Buğra’nın kendi satırları aslında “belirsizliğin” pek de belirsizlik olmadığını, “paradoks” olarak adlandırılan durumun da gerçekte ne olduğunu fazlasıyla anlatıyor. Buğra’nın deyimiyle “geleneksel sevgi-nefret” ilişkisinin en yoğun yaşandığı dönemler aynı zamanda en muazzam kaynak aktarımının, akılalmaz peşkeşlerin yaşandığı dönemler oluyor. “Karmaşık” ya da “belirsiz” iktisat politikaları da bu aktarımı hızlı ve kolay bir biçimde gerçekleştirmek açısından en uygun yöntem.
1940’lı ve 50’li yılların sermaye birikiminde bir sıçramaya tekabül ettiğinin en açık göstergelerinden biri anılan dönemde kapitalist işletme sayısındaki artış oluyor. Yeni bir dizi kapitalist işletme kuruluyor. Bugün faaliyette bulunan büyük birçok kapitalist işletmenin kuruluşu 1940-60 arasında gerçekleşiyor. 1960 yılında yapılan bir araştırmaya göre, 50’nin üzerinde işçi çalıştıran işletmelerin yüzde 2.4’ü 1923’den önce; yüzde 16.2’si 1923-39 arasında; yüzde 18.4’ü 1940-45 arasında; yüzde 59.7’si de 1946-60 arasında kuruluyor 6 .

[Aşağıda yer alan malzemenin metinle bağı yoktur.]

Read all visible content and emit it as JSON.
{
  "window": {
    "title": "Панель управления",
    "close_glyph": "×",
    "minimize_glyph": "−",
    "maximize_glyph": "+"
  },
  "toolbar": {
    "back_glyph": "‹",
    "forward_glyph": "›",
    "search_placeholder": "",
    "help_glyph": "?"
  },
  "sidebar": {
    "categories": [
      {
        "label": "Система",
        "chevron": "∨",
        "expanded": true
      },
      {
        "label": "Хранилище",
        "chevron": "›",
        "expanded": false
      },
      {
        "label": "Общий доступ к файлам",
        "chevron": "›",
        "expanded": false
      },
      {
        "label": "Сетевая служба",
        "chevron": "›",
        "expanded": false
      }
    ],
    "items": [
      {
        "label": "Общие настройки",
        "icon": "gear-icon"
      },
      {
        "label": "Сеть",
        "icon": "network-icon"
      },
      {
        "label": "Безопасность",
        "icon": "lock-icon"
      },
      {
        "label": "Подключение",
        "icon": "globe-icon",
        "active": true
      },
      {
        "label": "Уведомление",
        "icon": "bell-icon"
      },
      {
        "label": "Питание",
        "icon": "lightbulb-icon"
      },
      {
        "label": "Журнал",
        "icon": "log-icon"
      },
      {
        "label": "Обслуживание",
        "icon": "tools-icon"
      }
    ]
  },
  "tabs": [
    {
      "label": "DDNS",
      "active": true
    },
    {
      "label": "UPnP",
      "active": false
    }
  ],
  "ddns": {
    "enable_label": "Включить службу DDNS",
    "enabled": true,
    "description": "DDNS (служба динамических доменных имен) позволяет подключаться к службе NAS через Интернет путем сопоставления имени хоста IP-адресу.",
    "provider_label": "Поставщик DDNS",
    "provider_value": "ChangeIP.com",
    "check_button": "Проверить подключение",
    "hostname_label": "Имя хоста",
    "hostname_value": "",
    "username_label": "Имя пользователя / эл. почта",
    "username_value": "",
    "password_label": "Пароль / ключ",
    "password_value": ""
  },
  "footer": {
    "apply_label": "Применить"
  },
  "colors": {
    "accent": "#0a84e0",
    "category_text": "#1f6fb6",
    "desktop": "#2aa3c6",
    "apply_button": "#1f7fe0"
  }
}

50’lerde de 80’ler gibi muazzam kaynak aktarımının en temel araçlarından biri kamu kredileri. Dönemin kamuoyunda en çok yer işgal eden tartışmalarının başında kamu fonlarının dağıtımı ve kullanımı geliyor. Her iki dönemde de “devletin ekonomik rolünü sınırlandırma” söylemine rağmen kamu harcamalarının inanılmaz ölçülerde genişlediği -sermaye sınıfına dönük olarak tabii- kamu kaynaklarının “kullanım”a açıldığı yıllar olduğu görülüyor. Özelleştirme, 50’lerde de gündeme geliyor. Menderes hükümeti KİT’leri özel sektöre satmaya çalışıyor. Ancak hem sermaye birikim düzeyinin yetersizliği hem de kârlı bakir alanların genişliği bu öneriye teveccüh gösterilmesini engelliyor.
Kuşkusuz kamu kredileri dışında iki dönemin ortak diğer kaynak aktarım mekanizması altyapı projeleri oldu. Her iki dönemde altyapı harcamalarının önemli ölçekte arttığı dönemlerdir. Müteahhitlik şirketleri başta olmak üzere sermaye sınıfı altyapı projelerinden fazlasıyla yararlanmıştır. Örneğin Enka, Tekfen, Alarko ve Doğuş gibi holdinglerin doğuşu ya da eşik atlayışı 1950’lerin anılan projelerine denk düşer. Keza dış ticaret şirketleri de önemli bir “servet edinme-biriktirme” kaynağı olur.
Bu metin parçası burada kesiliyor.